Social media message with sentiment label (positive, neutral, negative, question). Released to public domain.
Last update: 2019-02-19 19:20
- Language:
- Thai, virtually all of them are in Central Thai.
- Mostly informal and conversational. Some news headlines and annoucements maybe more formal, but they are minority in the corpus.
- Time period:
- Mostly around 2016 to very early 2019. There are also small amount of messages from other period.
- Domains:
- Messages are mostly from consumer product and service social media accounts, including messages that interact with those accounts. Other messages may includes ones from related websites/blogs and from keyword search on social media platform.
- Large amount of messages are about franchise restaurant, cosmetics, alcoholic drink, music festival/concert, and car. There are also small amount of messages about politics and current affairs, including news headlines.
- Public messages only:
- This corpus includes only "public messages" accessible by social media platform API.
- For Facebook, this means the public comments (everyone can see) that made on a public page.
- Private/protected messages and messages in groups, chat, and inbox are not included.
- Alternations and modifications:
- Large amount of messages are not in their original form, for example, personal data are removed or masked.
- Duplicated, leading, and trailing whitespaces are removed. Other punctuations, symbols, and emojis are kept intact.
- (Mis)spellings are kept intact.
- Messages longer than 2,000 characters are removed.
- Long non-Thai messages are removed.

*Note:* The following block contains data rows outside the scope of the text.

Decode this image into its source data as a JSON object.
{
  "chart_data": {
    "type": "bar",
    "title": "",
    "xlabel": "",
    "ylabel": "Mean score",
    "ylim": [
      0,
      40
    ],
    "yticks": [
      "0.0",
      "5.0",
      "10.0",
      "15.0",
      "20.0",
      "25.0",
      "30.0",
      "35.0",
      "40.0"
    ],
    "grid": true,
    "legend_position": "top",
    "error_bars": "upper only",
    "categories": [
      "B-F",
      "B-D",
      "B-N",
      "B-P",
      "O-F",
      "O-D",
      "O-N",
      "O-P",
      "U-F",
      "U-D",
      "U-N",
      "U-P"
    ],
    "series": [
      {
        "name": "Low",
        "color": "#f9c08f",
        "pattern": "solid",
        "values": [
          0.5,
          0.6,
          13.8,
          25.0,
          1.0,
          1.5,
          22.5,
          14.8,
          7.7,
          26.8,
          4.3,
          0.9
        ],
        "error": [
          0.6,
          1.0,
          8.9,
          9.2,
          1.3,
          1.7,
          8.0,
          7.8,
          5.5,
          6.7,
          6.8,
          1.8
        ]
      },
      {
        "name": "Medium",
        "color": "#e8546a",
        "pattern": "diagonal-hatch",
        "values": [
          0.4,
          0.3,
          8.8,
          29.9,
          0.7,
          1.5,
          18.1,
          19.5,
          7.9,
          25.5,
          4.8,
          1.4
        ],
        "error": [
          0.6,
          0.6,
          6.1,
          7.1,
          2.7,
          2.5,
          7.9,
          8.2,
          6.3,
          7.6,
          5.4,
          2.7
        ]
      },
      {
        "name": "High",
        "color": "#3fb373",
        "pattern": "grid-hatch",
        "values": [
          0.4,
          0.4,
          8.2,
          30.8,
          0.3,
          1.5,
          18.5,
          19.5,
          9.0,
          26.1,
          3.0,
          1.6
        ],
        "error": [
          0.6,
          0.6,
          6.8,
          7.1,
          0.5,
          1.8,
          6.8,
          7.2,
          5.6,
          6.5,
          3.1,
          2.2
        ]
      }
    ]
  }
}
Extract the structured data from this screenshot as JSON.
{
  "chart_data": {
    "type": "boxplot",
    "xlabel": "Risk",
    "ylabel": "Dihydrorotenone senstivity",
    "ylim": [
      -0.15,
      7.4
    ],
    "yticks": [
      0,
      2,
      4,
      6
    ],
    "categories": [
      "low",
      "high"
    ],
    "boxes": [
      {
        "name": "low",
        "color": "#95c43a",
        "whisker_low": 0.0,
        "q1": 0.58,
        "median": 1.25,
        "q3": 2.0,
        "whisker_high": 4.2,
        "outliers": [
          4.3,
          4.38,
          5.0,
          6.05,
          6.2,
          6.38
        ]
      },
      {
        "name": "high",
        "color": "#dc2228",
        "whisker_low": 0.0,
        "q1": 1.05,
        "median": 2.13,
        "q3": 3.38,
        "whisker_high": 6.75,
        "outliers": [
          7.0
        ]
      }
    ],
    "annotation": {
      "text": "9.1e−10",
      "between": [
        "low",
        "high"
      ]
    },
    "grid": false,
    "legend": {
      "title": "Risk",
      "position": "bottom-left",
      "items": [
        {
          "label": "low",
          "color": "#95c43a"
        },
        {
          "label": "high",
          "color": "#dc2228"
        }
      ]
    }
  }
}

Duplicated message (exact match) are removed. -- Keep this in mind if you're going to use this corpus statistically, as it does not quantitatively represent anything in the language register.
The files are stored in wisesight-sentiment.zip
in the same format as in the competition WISESIGHT Sentiment Analysis:
train.txt
- The training data. Each line is a piece of text.train_label.txt
- The label of the training data. Each line is the label corresponding to the same line in train.txt.test.txt
- The test data. Each line is a piece of text.
Other details include:
- All files are UTF-8 encoded plaintext
- One message per line
- For a message with multiple lines, a newline character will be replaced with a space - so it will come one line
- Messages with positive sentiment value (~4,500 messages)

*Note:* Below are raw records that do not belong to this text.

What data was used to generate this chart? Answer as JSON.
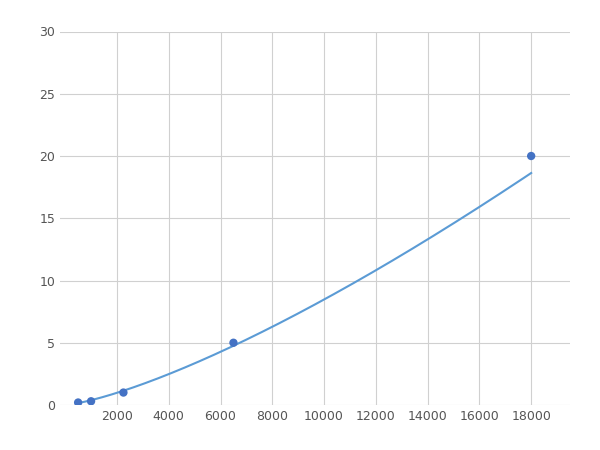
{
  "x_points": [
    500,
    1000,
    2250,
    6500,
    18000
  ],
  "y_points": [
    0.2,
    0.3,
    1.0,
    5.0,
    20.0
  ],
  "xlim": [
    -200,
    19500
  ],
  "ylim": [
    0,
    30
  ],
  "xticks": [
    2000,
    4000,
    6000,
    8000,
    10000,
    12000,
    14000,
    16000,
    18000
  ],
  "yticks": [
    0,
    5,
    10,
    15,
    20,
    25,
    30
  ],
  "line_color": "#5b9bd5",
  "marker_color": "#4472c4",
  "marker_size": 6,
  "linewidth": 1.5,
  "grid_color": "#d0d0d0",
  "background_color": "#ffffff"
}
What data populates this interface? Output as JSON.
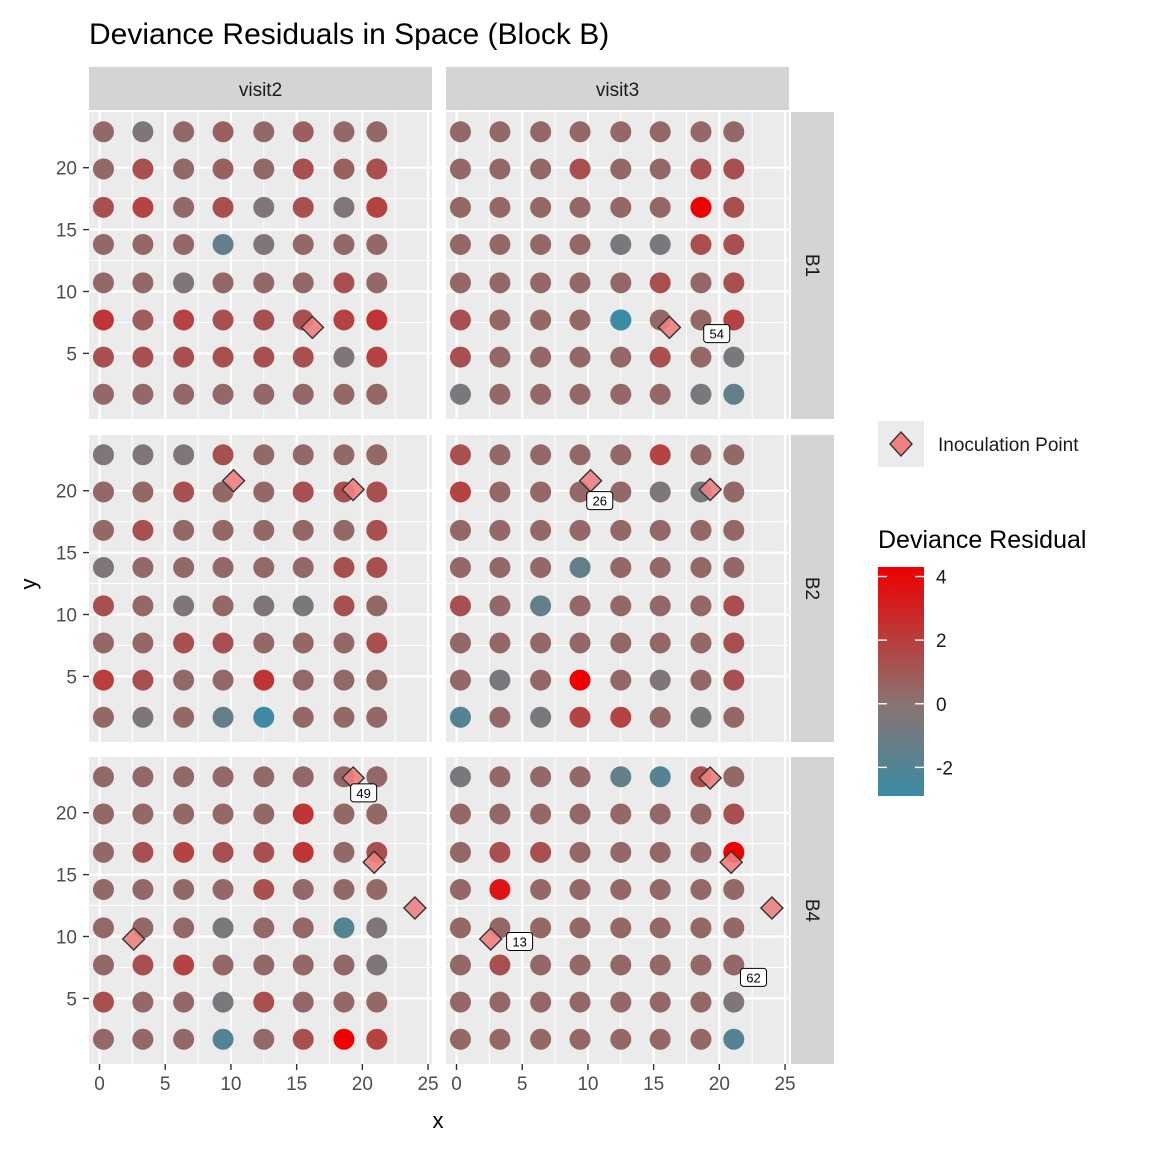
{
  "chart_data": {
    "type": "scatter",
    "title": "Deviance Residuals in Space (Block B)",
    "xlabel": "x",
    "ylabel": "y",
    "xlim": [
      -0.8,
      25.3
    ],
    "ylim": [
      -0.3,
      24.5
    ],
    "xticks": [
      0,
      5,
      10,
      15,
      20,
      25
    ],
    "yticks": [
      5,
      10,
      15,
      20
    ],
    "grid": true,
    "facet_cols": [
      "visit2",
      "visit3"
    ],
    "facet_rows": [
      "B1",
      "B2",
      "B4"
    ],
    "x_positions": [
      0.3,
      3.3,
      6.4,
      9.4,
      12.5,
      15.5,
      18.6,
      21.1
    ],
    "y_positions": [
      1.7,
      4.7,
      7.7,
      10.7,
      13.8,
      16.8,
      19.9,
      22.9
    ],
    "color_scale": {
      "title": "Deviance Residual",
      "min": -2.9,
      "max": 4.3,
      "low": "#3a8ba4",
      "mid": "#8a7372",
      "high": "#ee0000",
      "breaks": [
        4,
        2,
        0,
        -2
      ]
    },
    "legend": {
      "placement": "right",
      "inoculation_label": "Inoculation Point",
      "inoculation_color": "#f08080"
    },
    "panels": [
      {
        "row": "B1",
        "col": "visit2",
        "residuals": [
          [
            0.4,
            -0.4,
            0.4,
            0.7,
            0.4,
            0.7,
            0.4,
            0.4
          ],
          [
            0.4,
            1.3,
            0.4,
            0.7,
            0.4,
            1.3,
            0.7,
            1.3
          ],
          [
            1.3,
            1.8,
            0.4,
            1.3,
            -0.4,
            1.3,
            -0.4,
            1.8
          ],
          [
            0.4,
            0.4,
            0.4,
            -1.4,
            -0.4,
            0.4,
            0.4,
            0.4
          ],
          [
            0.4,
            0.4,
            -0.4,
            0.4,
            0.4,
            0.4,
            1.3,
            0.4
          ],
          [
            2.3,
            0.8,
            1.8,
            1.3,
            1.3,
            1.3,
            1.8,
            2.3
          ],
          [
            1.3,
            1.3,
            1.3,
            1.3,
            1.3,
            1.3,
            -0.4,
            1.8
          ],
          [
            0.4,
            0.4,
            0.4,
            0.4,
            0.4,
            0.4,
            0.4,
            0.4
          ]
        ],
        "inoculation": [
          {
            "x": 16.2,
            "y": 7.1
          }
        ],
        "labels": []
      },
      {
        "row": "B1",
        "col": "visit3",
        "residuals": [
          [
            0.4,
            0.4,
            0.4,
            0.4,
            0.4,
            0.4,
            0.4,
            0.4
          ],
          [
            0.4,
            0.4,
            0.4,
            1.3,
            0.4,
            0.4,
            1.3,
            1.3
          ],
          [
            0.4,
            0.4,
            0.4,
            0.4,
            0.4,
            0.4,
            4.3,
            1.3
          ],
          [
            0.4,
            0.4,
            0.4,
            0.4,
            -0.6,
            -0.6,
            1.3,
            1.3
          ],
          [
            0.4,
            0.4,
            0.4,
            0.4,
            0.4,
            1.3,
            0.4,
            1.3
          ],
          [
            1.3,
            0.4,
            0.4,
            0.4,
            0.4,
            0.4,
            0.4,
            1.8
          ],
          [
            1.3,
            0.4,
            0.4,
            0.4,
            0.4,
            1.3,
            0.4,
            -0.6
          ],
          [
            -0.6,
            0.4,
            0.4,
            0.4,
            0.4,
            0.4,
            -0.6,
            -1.4
          ]
        ],
        "overrides": [
          {
            "x": 12.5,
            "y": 7.7,
            "value": -2.9
          }
        ],
        "inoculation": [
          {
            "x": 16.2,
            "y": 7.1
          }
        ],
        "labels": [
          {
            "x": 19.8,
            "y": 6.6,
            "text": "54"
          }
        ]
      },
      {
        "row": "B2",
        "col": "visit2",
        "residuals": [
          [
            -0.4,
            -0.4,
            -0.4,
            1.3,
            0.4,
            0.4,
            0.4,
            0.4
          ],
          [
            0.4,
            0.4,
            1.3,
            0.4,
            0.4,
            1.3,
            1.3,
            1.3
          ],
          [
            0.4,
            1.3,
            0.4,
            0.4,
            0.4,
            0.4,
            0.4,
            1.3
          ],
          [
            -0.4,
            0.4,
            0.4,
            0.4,
            0.4,
            0.4,
            1.3,
            1.3
          ],
          [
            1.3,
            0.4,
            -0.4,
            0.4,
            -0.4,
            -0.6,
            1.3,
            0.4
          ],
          [
            0.4,
            0.4,
            1.3,
            1.3,
            0.4,
            0.4,
            0.4,
            1.3
          ],
          [
            2.0,
            1.3,
            0.4,
            0.4,
            2.3,
            0.4,
            0.4,
            0.4
          ],
          [
            0.4,
            -0.4,
            0.4,
            -1.4,
            -2.8,
            0.4,
            0.4,
            0.4
          ]
        ],
        "inoculation": [
          {
            "x": 10.2,
            "y": 20.8
          },
          {
            "x": 19.3,
            "y": 20.1
          }
        ],
        "labels": []
      },
      {
        "row": "B2",
        "col": "visit3",
        "residuals": [
          [
            1.3,
            0.4,
            0.4,
            0.4,
            0.4,
            1.8,
            0.4,
            0.4
          ],
          [
            1.8,
            0.4,
            0.4,
            0.4,
            0.4,
            -0.4,
            -0.6,
            0.4
          ],
          [
            0.4,
            0.4,
            0.4,
            0.4,
            0.4,
            0.4,
            0.4,
            0.4
          ],
          [
            0.4,
            0.4,
            0.4,
            -1.4,
            0.4,
            0.4,
            0.4,
            0.4
          ],
          [
            1.3,
            0.4,
            -1.4,
            0.4,
            0.4,
            0.4,
            0.4,
            1.3
          ],
          [
            0.4,
            0.4,
            0.4,
            0.4,
            0.4,
            0.4,
            0.4,
            1.3
          ],
          [
            0.4,
            -0.6,
            0.4,
            4.3,
            0.4,
            -0.4,
            0.4,
            1.3
          ],
          [
            -1.9,
            0.4,
            -0.6,
            1.8,
            1.8,
            0.4,
            -0.6,
            0.4
          ]
        ],
        "inoculation": [
          {
            "x": 10.2,
            "y": 20.8
          },
          {
            "x": 19.3,
            "y": 20.1
          }
        ],
        "labels": [
          {
            "x": 10.9,
            "y": 19.2,
            "text": "26"
          }
        ]
      },
      {
        "row": "B4",
        "col": "visit2",
        "residuals": [
          [
            0.4,
            0.4,
            0.4,
            0.4,
            0.4,
            0.4,
            0.4,
            0.4
          ],
          [
            0.4,
            0.4,
            0.4,
            0.4,
            0.4,
            2.3,
            0.4,
            0.4
          ],
          [
            0.4,
            1.3,
            1.8,
            1.3,
            1.3,
            2.3,
            0.4,
            1.3
          ],
          [
            0.4,
            0.4,
            0.4,
            0.4,
            1.3,
            0.4,
            0.4,
            0.4
          ],
          [
            0.4,
            0.4,
            0.4,
            -0.6,
            0.4,
            0.4,
            -1.9,
            -0.4
          ],
          [
            0.4,
            1.3,
            1.8,
            0.4,
            0.4,
            0.4,
            0.4,
            -0.4
          ],
          [
            1.3,
            0.4,
            0.4,
            -0.6,
            1.3,
            0.4,
            0.4,
            0.4
          ],
          [
            0.4,
            0.4,
            0.4,
            -1.9,
            0.4,
            1.3,
            4.3,
            1.8
          ]
        ],
        "inoculation": [
          {
            "x": 2.6,
            "y": 9.8
          },
          {
            "x": 24.0,
            "y": 12.3
          },
          {
            "x": 20.9,
            "y": 16.0
          },
          {
            "x": 19.3,
            "y": 22.8
          }
        ],
        "labels": [
          {
            "x": 20.1,
            "y": 21.6,
            "text": "49"
          }
        ]
      },
      {
        "row": "B4",
        "col": "visit3",
        "residuals": [
          [
            -0.6,
            0.4,
            0.4,
            0.4,
            -1.4,
            -1.9,
            1.3,
            0.4
          ],
          [
            0.4,
            0.4,
            0.4,
            0.4,
            0.4,
            0.4,
            0.4,
            1.3
          ],
          [
            0.4,
            1.3,
            1.3,
            0.4,
            0.4,
            0.4,
            0.4,
            4.3
          ],
          [
            0.4,
            3.6,
            0.4,
            0.4,
            0.4,
            0.4,
            0.4,
            0.4
          ],
          [
            0.4,
            0.4,
            0.4,
            0.4,
            0.4,
            0.4,
            0.4,
            0.4
          ],
          [
            0.4,
            1.3,
            0.4,
            0.4,
            0.4,
            0.4,
            0.4,
            0.4
          ],
          [
            0.4,
            0.4,
            0.4,
            0.4,
            0.4,
            0.4,
            0.4,
            -0.4
          ],
          [
            0.4,
            0.4,
            0.4,
            0.4,
            0.4,
            0.4,
            0.4,
            -1.9
          ]
        ],
        "inoculation": [
          {
            "x": 2.6,
            "y": 9.8
          },
          {
            "x": 24.0,
            "y": 12.3
          },
          {
            "x": 20.9,
            "y": 16.0
          },
          {
            "x": 19.3,
            "y": 22.8
          }
        ],
        "labels": [
          {
            "x": 4.8,
            "y": 9.6,
            "text": "13"
          },
          {
            "x": 22.6,
            "y": 6.7,
            "text": "62"
          }
        ]
      }
    ]
  }
}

- Messages with neutral sentiment value (~16,000)
- Messages with negative sentiment value (~6,600)
- Messages with questions (~500)
- A small portion (~200) of the messages have multiple labels (duplicate entries).
- Sentiment values are assigned by human annotators.
- A human annotator put his/her best effort to assign just one label, out of three, to a message.
- A message can be ambiguous. When possible, the judgement will be based solely on the text itself.
- In some situation, like when the context is missing, the annotator may have to rely on his/her own world knowledge and just guess.
- In some cases, the human annotator may have an access to the message's context, like an image. These additional information are not included as part of this corpus.
- Agreement, enjoyment, and satisfaction are positive. Disagreement, sadness, and disappointment are negative.
- Showing interest in a topic or in a product is counted as positive.
- In this sense, a question about a particular product could has a positive sentiment value, if it shows the interest in the product.
- Saying that other product or service is better is counted as negative.
- General information or news title tend to be counted as neutral.
pyThaiNLP uses this dataset as part of its text classification benchmark. We use the same performance metric as WISESIGHT Sentiment Analysis competition which is accuracy.
Disclaimer Note that the labels are obtained manually and are prone to errors so if you are planning to apply the models in the benchmark for real-world applications, be sure to benchmark it with your own dataset.
Model | Public Accuracy | Private Accuracy |
---|---|---|
Logistic Regression | 0.72781 | 0.7499 |
FastText | 0.63144 | 0.6131 |
ULMFit | 0.71259 | 0.74194 |
ULMFit Semi-supervised | 0.73119 | 0.75859 |
ULMFit Semi-supervised Repeated One Time | 0.73372 | 0.75968 |
See classification codes in competition.ipynb
and data exploration in exploration.ipynb
We trying to exclude personally identifiable information from this data set.
- Usernames and non-public figure names are removed
- Phone numbers are masked (e.g. 088-888-8888, 09-9999-9999, 0-2222-2222)
If you see any personal data still remain in the set, please tell us - so we can remove them.
- If applicable, copyright of each message content belongs to the original poster.
- Annotation data (labels) are released to public domain.
- Wisesight (Thailand) Co., Ltd. helps facilitate the annotation, but does not necessarily agree upon the labels made by the human annotators. This annotation is for research purpose and does not reflect the professional work that Wisesight has been done for its customers.
- The human annotator does not necessarily agree or disagree with the message. Likewise, the label he/she made to the message does not necessarily reflect his/her personal view towards the message.
Thanks PyThaiNLP community, Kitsuchart Pasupa (Faculty of Information Technology, King Mongkut's Institute of Technology Ladkrabang), and Ekapol Chuangsuwanich (Faculty of Engineering, Chulalongkorn University) for advice.